Bei Typ 2 und 3 kann bei guter Verträglichkeit auch ein Tapeverband zur Stabilisation angelegt werden

Tag 5–21

Proliferationsphase

Belastungsfreie Bewegung (nach 1–2 Wochen sollte das Gelenk schmerzfrei sein):

–  Physikalische Therapie und Medikamente je nach Bedarf

–  Bei Typ 2 und 3 kann bei guter Verträglichkeit auch ein Tapeverband zur Stabilisation angelegt werden

–  Querfriktionen (QF) der Kapsel zur Analgesie (◘ Abb. 4.15a)

– Manuelle Gelenkmobilisation in Stufe 1–2 (◘ Abb. 4.15b)

– Aktive Bewegungen unterhalb der Schmerzgrenze und unterhalb 90°ab den 5. Tag

– Zunächst isometrisches Training, später dynamisch bahnendes Training der Schultergürtelmuskulatur im mittleren Bewegungsweg (◘ Abb. 4.15c)

– Isometrische und dynamische Stabilisation und Kräftigung der Schultergelenkbeweger mit kontrolliertem Schulterblatt unterhalb 90° Elevation (◘ Abb. 4.15d)

– Oszillierendes Training (◘ Abb. 4.15e)

Bei Typ 1 kann die aktive Beweglichkeit über 90° nach 2 Wochen freigegeben werden, bei Typ 2 und vor allem bei Typ 3 kann eine (partielle) Immobilisation des Gelenks für 1–2 bzw. 3–4 Wochen sinnvoll sein

Woche 4–12

Konsolidierungsphase

Zunehmende Belastung:

– Training von aktiven Komplexbewegungen mit Betonung des Schultergürtels (◘ Abb. 4.16a).
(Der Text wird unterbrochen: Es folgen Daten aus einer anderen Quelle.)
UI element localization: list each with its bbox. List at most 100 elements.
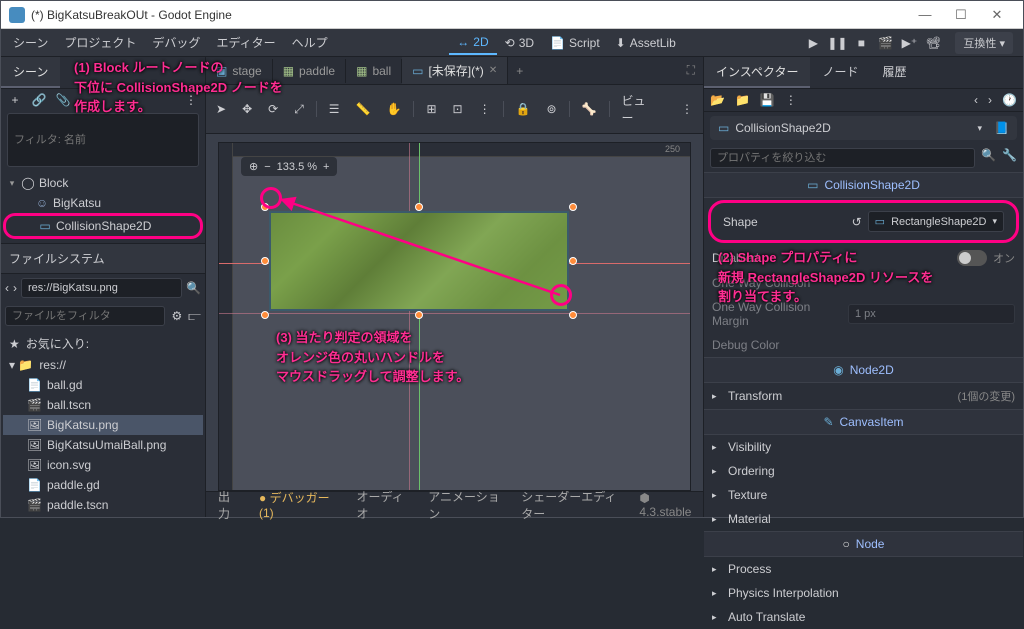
node-bigkatsu[interactable]: ☺ BigKatsu: [3, 193, 203, 213]
prop-oneway[interactable]: One Way Collision: [704, 271, 1023, 295]
bone-button[interactable]: 🦴: [578, 99, 601, 119]
scene-tab-unsaved[interactable]: ▭[未保存](*)✕: [402, 57, 508, 84]
file-paddle-gd[interactable]: 📄paddle.gd: [3, 475, 203, 495]
file-ball-tscn[interactable]: 🎬ball.tscn: [3, 395, 203, 415]
section-node2d[interactable]: ◉Node2D: [704, 357, 1023, 383]
scene-tab-paddle[interactable]: ▦paddle: [273, 59, 346, 83]
group-material[interactable]: ▸Material: [704, 507, 1023, 531]
file-ball-gd[interactable]: 📄ball.gd: [3, 375, 203, 395]
stop-button[interactable]: ■: [853, 35, 869, 51]
mode-assetlib-button[interactable]: ⬇ AssetLib: [608, 32, 684, 54]
prop-disabled[interactable]: Disabled オン: [704, 245, 1023, 271]
scene-more-button[interactable]: ⋮: [183, 93, 199, 107]
scene-tab-ball[interactable]: ▦ball: [346, 59, 402, 83]
mode-2d-button[interactable]: ↔ 2D: [449, 31, 496, 55]
shape-value[interactable]: ▭RectangleShape2D▾: [868, 211, 1004, 232]
revert-icon[interactable]: ↺: [852, 215, 862, 229]
instance-scene-button[interactable]: 🔗: [31, 93, 47, 107]
pause-button[interactable]: ❚❚: [829, 35, 845, 51]
insp-save-button[interactable]: 💾: [760, 93, 775, 107]
window-minimize-button[interactable]: —: [907, 1, 943, 28]
handle-mr[interactable]: [569, 257, 577, 265]
fs-fwd-button[interactable]: ›: [13, 281, 17, 295]
play-custom-button[interactable]: ▶⁺: [901, 35, 917, 51]
group-physics[interactable]: ▸Physics Interpolation: [704, 581, 1023, 605]
movie-button[interactable]: 📽: [925, 35, 941, 51]
handle-tr[interactable]: [569, 203, 577, 211]
view-button[interactable]: ビュー: [617, 89, 661, 129]
fs-split-button[interactable]: ⫍: [188, 309, 201, 324]
insp-folder-button[interactable]: 📁: [735, 93, 750, 107]
scale-tool[interactable]: ⤢: [290, 99, 308, 120]
handle-ml[interactable]: [261, 257, 269, 265]
2d-viewport[interactable]: 250: [206, 134, 703, 491]
prop-shape[interactable]: Shape ↺ ▭RectangleShape2D▾: [715, 206, 1012, 237]
mode-3d-button[interactable]: ⟲ 3D: [497, 32, 542, 54]
tab-node[interactable]: ノード: [810, 57, 870, 88]
inspector-filter-search-icon[interactable]: 🔍: [981, 148, 996, 168]
menu-project[interactable]: プロジェクト: [56, 30, 144, 55]
play-scene-button[interactable]: 🎬: [877, 35, 893, 51]
section-canvasitem[interactable]: ✎CanvasItem: [704, 409, 1023, 435]
ruler-tool[interactable]: 📏: [352, 99, 375, 119]
tab-close-icon[interactable]: ✕: [489, 65, 497, 76]
file-paddle-tscn[interactable]: 🎬paddle.tscn: [3, 495, 203, 515]
distraction-free-button[interactable]: ⛶: [679, 63, 703, 78]
fs-filter-input[interactable]: [5, 306, 165, 326]
snap-options[interactable]: ⋮: [475, 99, 495, 119]
move-tool[interactable]: ✥: [238, 99, 256, 119]
group-ordering[interactable]: ▸Ordering: [704, 459, 1023, 483]
add-node-button[interactable]: +: [7, 93, 23, 107]
file-icon-svg[interactable]: 🖼icon.svg: [3, 455, 203, 475]
insp-open-button[interactable]: 📂: [710, 93, 725, 107]
group-visibility[interactable]: ▸Visibility: [704, 435, 1023, 459]
menu-debug[interactable]: デバッグ: [144, 30, 208, 55]
insp-fwd-button[interactable]: ›: [988, 93, 992, 107]
fs-settings-button[interactable]: ⚙: [171, 309, 182, 323]
menu-editor[interactable]: エディター: [208, 30, 283, 55]
group-process[interactable]: ▸Process: [704, 557, 1023, 581]
handle-bc[interactable]: [415, 311, 423, 319]
zoom-value[interactable]: 133.5 %: [277, 161, 317, 173]
group-button[interactable]: ⊚: [543, 99, 561, 119]
tab-scene[interactable]: シーン: [1, 57, 60, 88]
filesystem-header[interactable]: ファイルシステム: [1, 243, 205, 274]
group-autotranslate[interactable]: ▸Auto Translate: [704, 605, 1023, 629]
play-button[interactable]: ▶: [805, 35, 821, 51]
renderer-dropdown[interactable]: 互換性 ▾: [955, 32, 1013, 54]
viewport-corner-button[interactable]: ⋮: [677, 99, 697, 119]
zoom-in-icon[interactable]: +: [323, 161, 329, 173]
fs-back-button[interactable]: ‹: [5, 281, 9, 295]
file-bigkatsu-png[interactable]: 🖼BigKatsu.png: [3, 415, 203, 435]
pan-tool[interactable]: ✋: [383, 99, 406, 119]
menu-scene[interactable]: シーン: [5, 30, 56, 55]
center-view-icon[interactable]: ⊕: [249, 160, 258, 173]
window-close-button[interactable]: ✕: [979, 1, 1015, 28]
node-collisionshape2d[interactable]: ▭ CollisionShape2D: [3, 213, 203, 239]
list-tool[interactable]: ☰: [325, 99, 344, 119]
scene-tab-stage[interactable]: ▣stage: [206, 59, 273, 83]
snap-toggle[interactable]: ⊞: [422, 99, 440, 119]
tab-inspector[interactable]: インスペクター: [704, 57, 810, 88]
zoom-out-icon[interactable]: −: [264, 161, 270, 173]
insp-history-button[interactable]: 🕐: [1002, 93, 1017, 107]
window-maximize-button[interactable]: ☐: [943, 1, 979, 28]
file-list[interactable]: ★ お気に入り: ▾ 📁 res:// 📄ball.gd 🎬ball.tscn …: [1, 330, 205, 517]
fs-search-button[interactable]: 🔍: [186, 281, 201, 295]
node-block[interactable]: ▾ ◯ Block: [3, 173, 203, 193]
favorites-row[interactable]: ★ お気に入り:: [3, 332, 203, 355]
handle-br[interactable]: [569, 311, 577, 319]
insp-more-button[interactable]: ⋮: [785, 93, 797, 107]
new-tab-button[interactable]: +: [508, 64, 531, 78]
group-texture[interactable]: ▸Texture: [704, 483, 1023, 507]
inspector-node-selector[interactable]: ▭ CollisionShape2D ▾ 📘: [710, 116, 1017, 140]
tab-history[interactable]: 履歴: [870, 57, 918, 88]
lock-button[interactable]: 🔒: [512, 99, 535, 119]
file-umaiball-png[interactable]: 🖼BigKatsuUmaiBall.png: [3, 435, 203, 455]
disabled-toggle[interactable]: [957, 250, 987, 266]
mode-script-button[interactable]: 📄 Script: [542, 32, 608, 54]
handle-bl[interactable]: [261, 311, 269, 319]
smart-snap-toggle[interactable]: ⊡: [449, 99, 467, 119]
prop-margin[interactable]: One Way Collision Margin 1 px: [704, 295, 1023, 333]
menu-help[interactable]: ヘルプ: [284, 30, 336, 55]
– Isometrische und dynamische Übungen im geschlossenen System (◘ Abb. 4.16b).

– Dynamisches Training mit Bändern und leichten Gewichten mit submaximaler Belastung (◘ Abb. 4.16c).

Bei Typ 2 und 3 sind aktive Bewegungen über 90° im schmerzfreien Bereich erlaubt

Ab Woche 13

Remodellierungsphase

Berufs- oder sportartspezifische Rehabilitation


Mobilisationstechniken für das ACG


Klavikula nach ventral (◘ Abb. 4.17a)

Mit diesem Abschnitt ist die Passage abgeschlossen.